There are many misconceptions about the Orthodox faith and how it applies to women in particular, and my experience with my fellows helped me respond to these false ideas.
From the outside, Orthodox women may seem subservient to men, but that isn’t true. Orthodox women come in all different packages. Some wear wigs or have their heads covered completely at all times; some wear hats just for the synagogue and not elsewhere; some wear different kinds of hats; some wear slacks, though most don’t; some wear short skirts, most wear longer ones.
We do not feel that we are lesser than our men — just different, with different roles in the family. Many Orthodox women have careers: some are attorneys, accountants, writers, or businesswomen. The majority work in education, either as teachers or administrators, so that they can be with their children and raise them.
One thing I have in common with all other Orthodox women is that we keep Orthodox homes. Most importantly, we keep the Jewish Sabbath when we do not conduct business, talk on the telephone, ride in cars, or cook — and we abstain from many things that we ordinarily do during the week.
Next Page: How the Orthodox Jewish woman’s role blossoms in Sabbath traditions.
From childhood on, I found that the Sabbath, the Jewish day of rest, gave me a vacation from worrying about things that had to be done during the week. Every week, I found it a mini vacation. I didn’t mind not being able to answer the telephone, and today it’s a respite from my computer and e-mails. I don’t open the mail on the Sabbath and thus don’t have to encounter bills and perhaps bad news.
I often feel sorry for those that don’t have the Sabbath and the multitude of holy days Orthodox Jews have. I look forward to the Sabbath, to the special meals, and to going to the synagogue. I feel the Sabbath is my social day, a day to be able to dress up and to greet other Orthodox Jews with “Shabbat Shalom,” or “Gut Shabbos” — Yiddish for good Sabbath.
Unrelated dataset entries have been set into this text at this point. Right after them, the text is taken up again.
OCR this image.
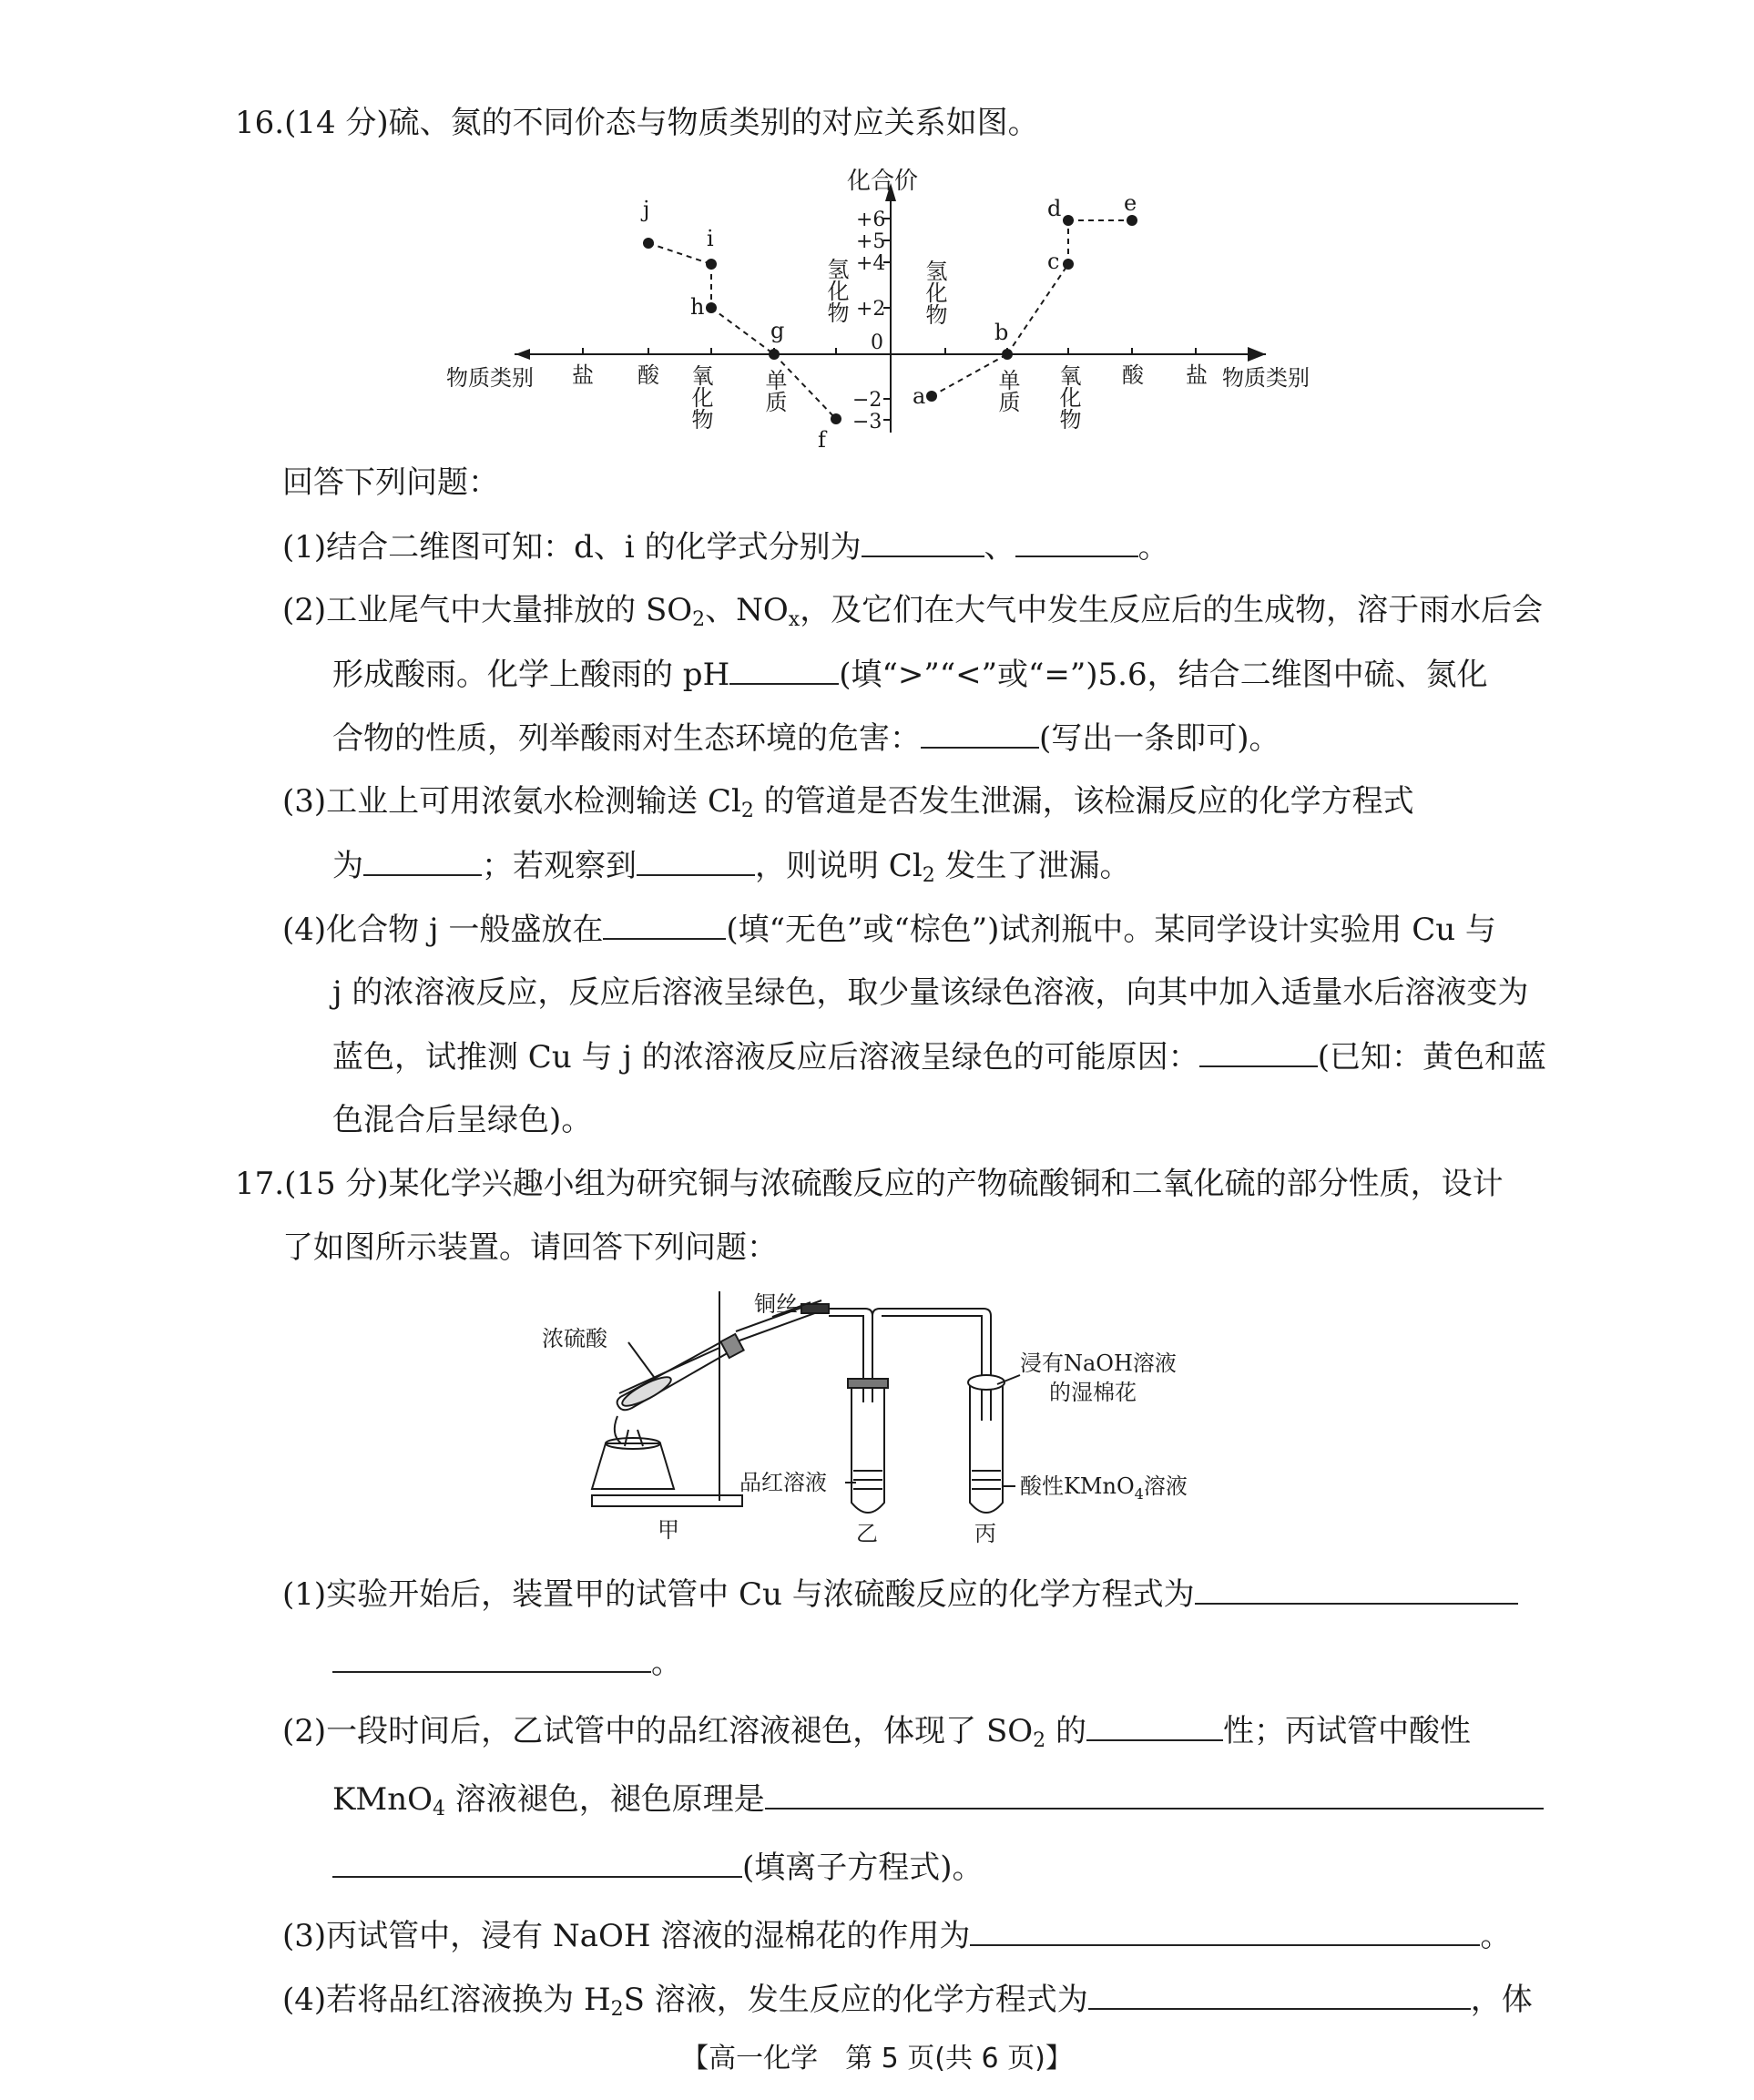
16.(14 分)硫、氮的不同价态与物质类别的对应关系如图。
化合价
+6
+5
+4
+2
0
−2
−3
物质类别 盐 酸 氧化物 单质
氢化物	氢化物
单质 氧化物 酸 盐 物质类别
j
i
h
g
f
a
b
c
d	e
回答下列问题：
(1)结合二维图可知：d、i 的化学式分别为	、	。
(2)工业尾气中大量排放的 $SO_2$、$NO_x$，及它们在大气中发生反应后的生成物，溶于雨水后会
形成酸雨。化学上酸雨的 pH	(填“>”“<”或“=”)5.6，结合二维图中硫、氮化
合物的性质，列举酸雨对生态环境的危害：	(写出一条即可)。
(3)工业上可用浓氨水检测输送 $Cl_2$ 的管道是否发生泄漏，该检漏反应的化学方程式
为	；若观察到	，则说明 $Cl_2$ 发生了泄漏。
(4)化合物 j 一般盛放在	(填“无色”或“棕色”)试剂瓶中。某同学设计实验用 Cu 与
j 的浓溶液反应，反应后溶液呈绿色，取少量该绿色溶液，向其中加入适量水后溶液变为
蓝色，试推测 Cu 与 j 的浓溶液反应后溶液呈绿色的可能原因：	(已知：黄色和蓝
色混合后呈绿色)。
17.(15 分)某化学兴趣小组为研究铜与浓硫酸反应的产物硫酸铜和二氧化硫的部分性质，设计
了如图所示装置。请回答下列问题：
铜丝
浓硫酸
浸有NaOH溶液
的湿棉花
品红溶液	酸性KMnO$_4$溶液
甲	乙	丙
(1)实验开始后，装置甲的试管中 Cu 与浓硫酸反应的化学方程式为
。
(2)一段时间后，乙试管中的品红溶液褪色，体现了 $SO_2$ 的	性；丙试管中酸性
KMnO$_4$ 溶液褪色，褪色原理是
(填离子方程式)。
(3)丙试管中，浸有 NaOH 溶液的湿棉花的作用为	。
(4)若将品红溶液换为 $H_2S$ 溶液，发生反应的化学方程式为	，体
【高一化学　第 5 页(共 6 页)】
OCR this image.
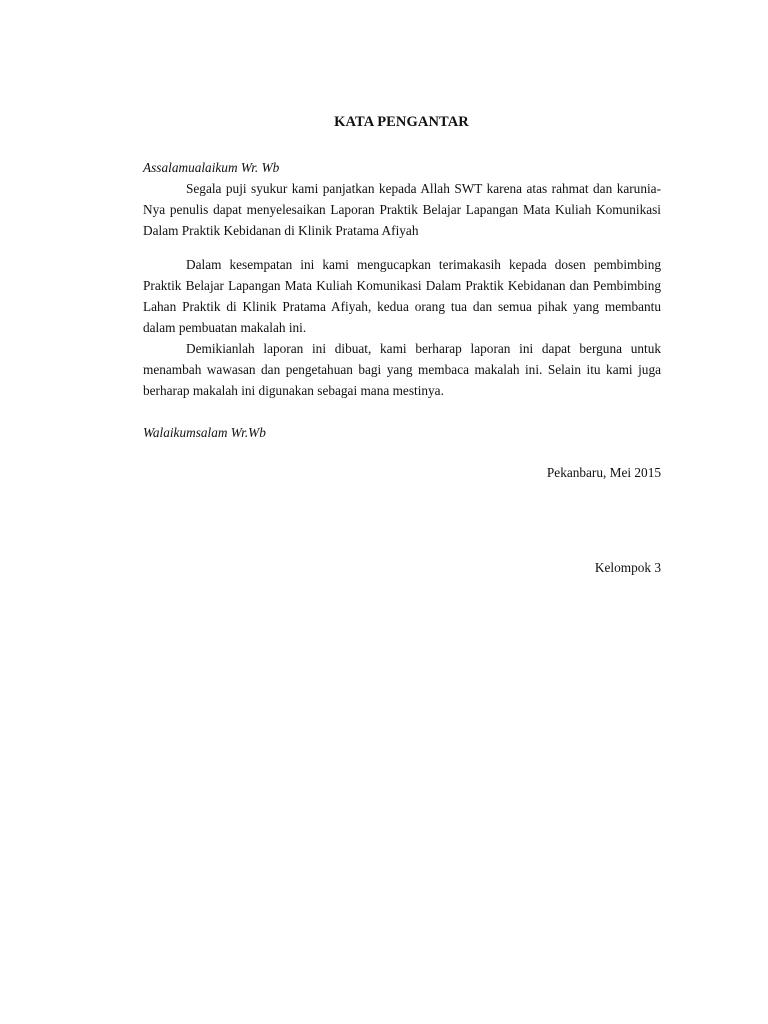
KATA PENGANTAR
Assalamualaikum Wr. Wb

Segala puji syukur kami panjatkan kepada Allah SWT karena atas rahmat dan karunia-Nya penulis dapat menyelesaikan Laporan Praktik Belajar Lapangan Mata Kuliah Komunikasi Dalam Praktik Kebidanan di Klinik Pratama Afiyah

Dalam kesempatan ini kami mengucapkan terimakasih kepada dosen pembimbing Praktik Belajar Lapangan Mata Kuliah Komunikasi Dalam Praktik Kebidanan dan Pembimbing Lahan Praktik di Klinik Pratama Afiyah, kedua orang tua dan semua pihak yang membantu dalam pembuatan makalah ini.

Demikianlah laporan ini dibuat, kami berharap laporan ini dapat berguna untuk menambah wawasan dan pengetahuan bagi yang membaca makalah ini. Selain itu kami juga berharap makalah ini digunakan sebagai mana mestinya.

Walaikumsalam Wr.Wb
Pekanbaru, Mei 2015
Kelompok 3
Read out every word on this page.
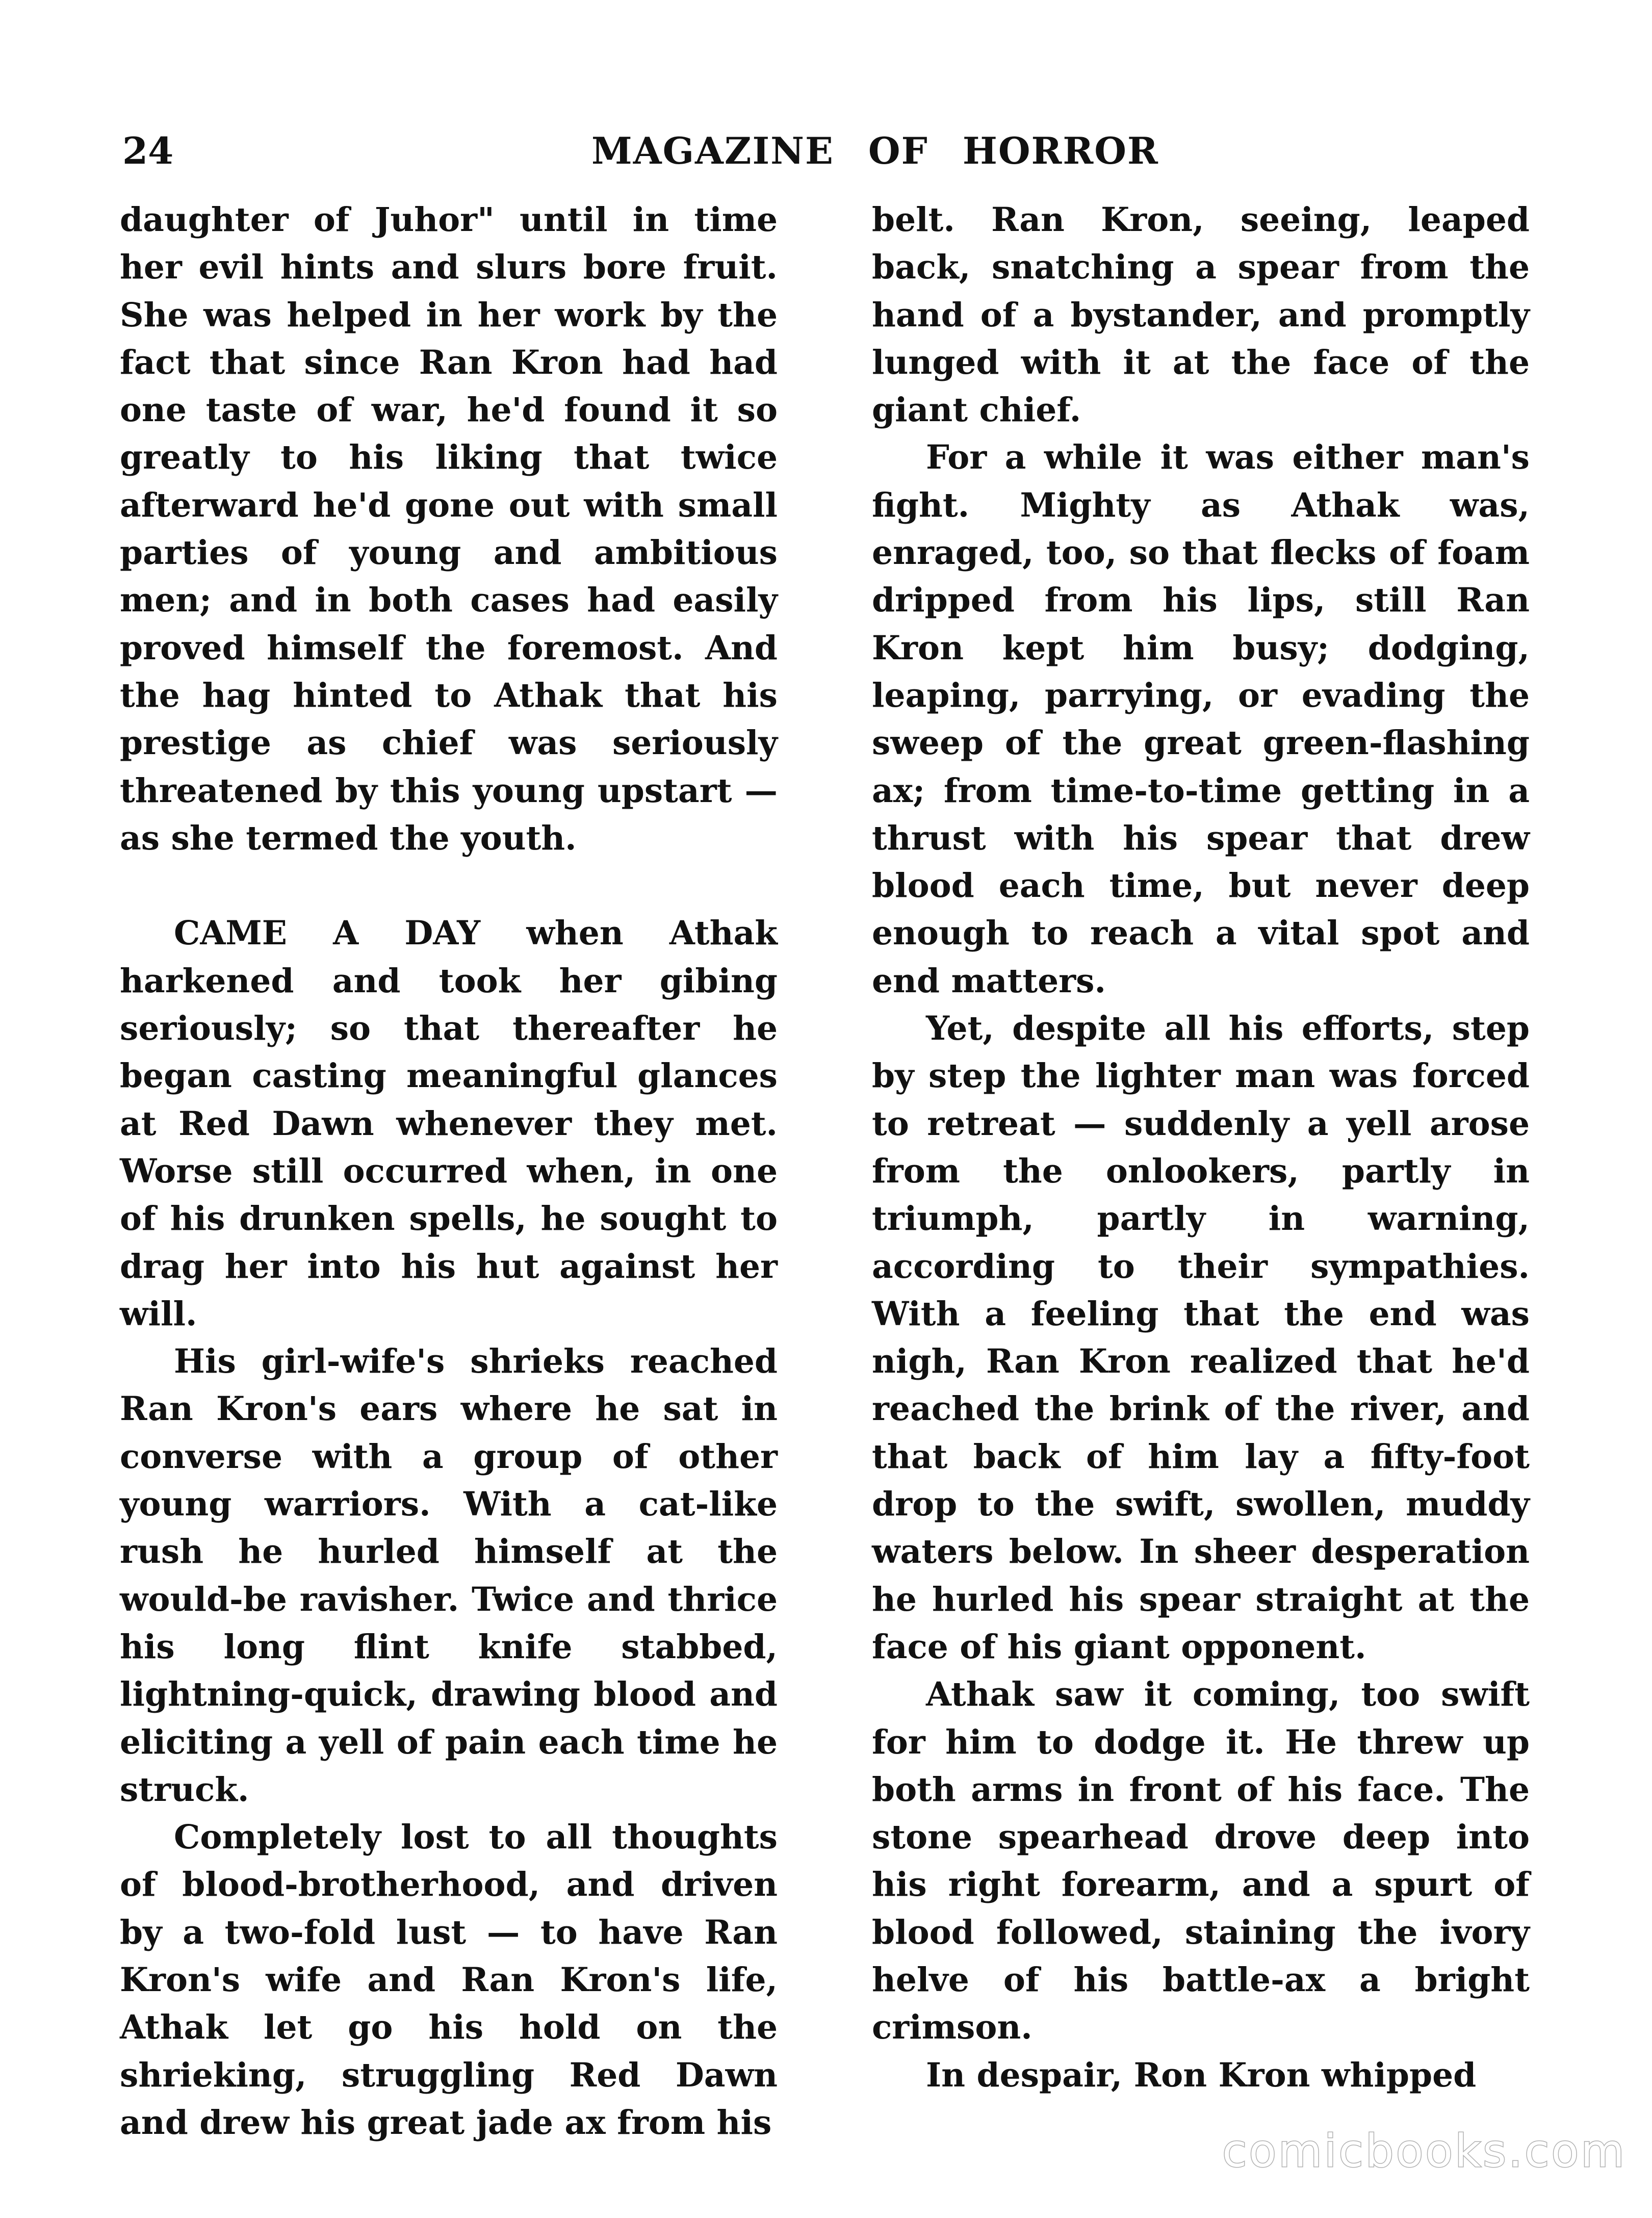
24	MAGAZINE OF HORROR

daughter of Juhor" until in time her evil hints and slurs bore fruit. She was helped in her work by the fact that since Ran Kron had had one taste of war, he'd found it so greatly to his liking that twice afterward he'd gone out with small parties of young and ambitious men; and in both cases had easily proved himself the foremost. And the hag hinted to Athak that his prestige as chief was seriously threatened by this young upstart — as she termed the youth.

CAME A DAY when Athak harkened and took her gibing seriously; so that thereafter he began casting meaningful glances at Red Dawn whenever they met. Worse still occurred when, in one of his drunken spells, he sought to drag her into his hut against her will.

His girl-wife's shrieks reached Ran Kron's ears where he sat in converse with a group of other young warriors. With a cat-like rush he hurled himself at the would-be ravisher. Twice and thrice his long flint knife stabbed, lightning-quick, drawing blood and eliciting a yell of pain each time he struck.

Completely lost to all thoughts of blood-brotherhood, and driven by a two-fold lust — to have Ran Kron's wife and Ran Kron's life, Athak let go his hold on the shrieking, struggling Red Dawn and drew his great jade ax from his

belt. Ran Kron, seeing, leaped back, snatching a spear from the hand of a bystander, and promptly lunged with it at the face of the giant chief.

For a while it was either man's fight. Mighty as Athak was, enraged, too, so that flecks of foam dripped from his lips, still Ran Kron kept him busy; dodging, leaping, parrying, or evading the sweep of the great green-flashing ax; from time-to-time getting in a thrust with his spear that drew blood each time, but never deep enough to reach a vital spot and end matters.

Yet, despite all his efforts, step by step the lighter man was forced to retreat — suddenly a yell arose from the onlookers, partly in triumph, partly in warning, according to their sympathies. With a feeling that the end was nigh, Ran Kron realized that he'd reached the brink of the river, and that back of him lay a fifty-foot drop to the swift, swollen, muddy waters below. In sheer desperation he hurled his spear straight at the face of his giant opponent.

Athak saw it coming, too swift for him to dodge it. He threw up both arms in front of his face. The stone spearhead drove deep into his right forearm, and a spurt of blood followed, staining the ivory helve of his battle-ax a bright crimson.

In despair, Ron Kron whipped

comicbooks.com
On the Sabbath, Orthodox Jews have three meals, a large one on Friday night, another large one for Sabbath day, and a third for later on the Sabbath. A braided egg bread, challah, is eaten on the Sabbath and there are two loaves at each meal for the man of the house to make a blessing on, to commemorate the two loaves of mana that the Israelites received on their desert journey from Egypt. Many women make their own loaves of challah. I used to do this as well. Every woman is proud of her own recipe.
At the Sabbath meal on Friday evening the husband sings about his wife, “eshet chayil mi yimtzah,” which translates to “who can find a righteous woman?” from the book of Proverbs, to show his appreciation for his mate. The children are also blessed by the father.
For years as a married Orthodox woman, I have had the honor of bringing in the Sabbath to the home by lighting the Sabbath candles. It’s the custom to light one candle for every person in the household. I lit three: for myself, for my husband Avi, and for my son David.
I had always been Orthodox because of my upbringing, but there are many Orthodox women who made the choice to become Orthodox. It’s a lifestyle that brings a certain tranquility and peace of mind, and a raison d’etre in a world that may have lost its way.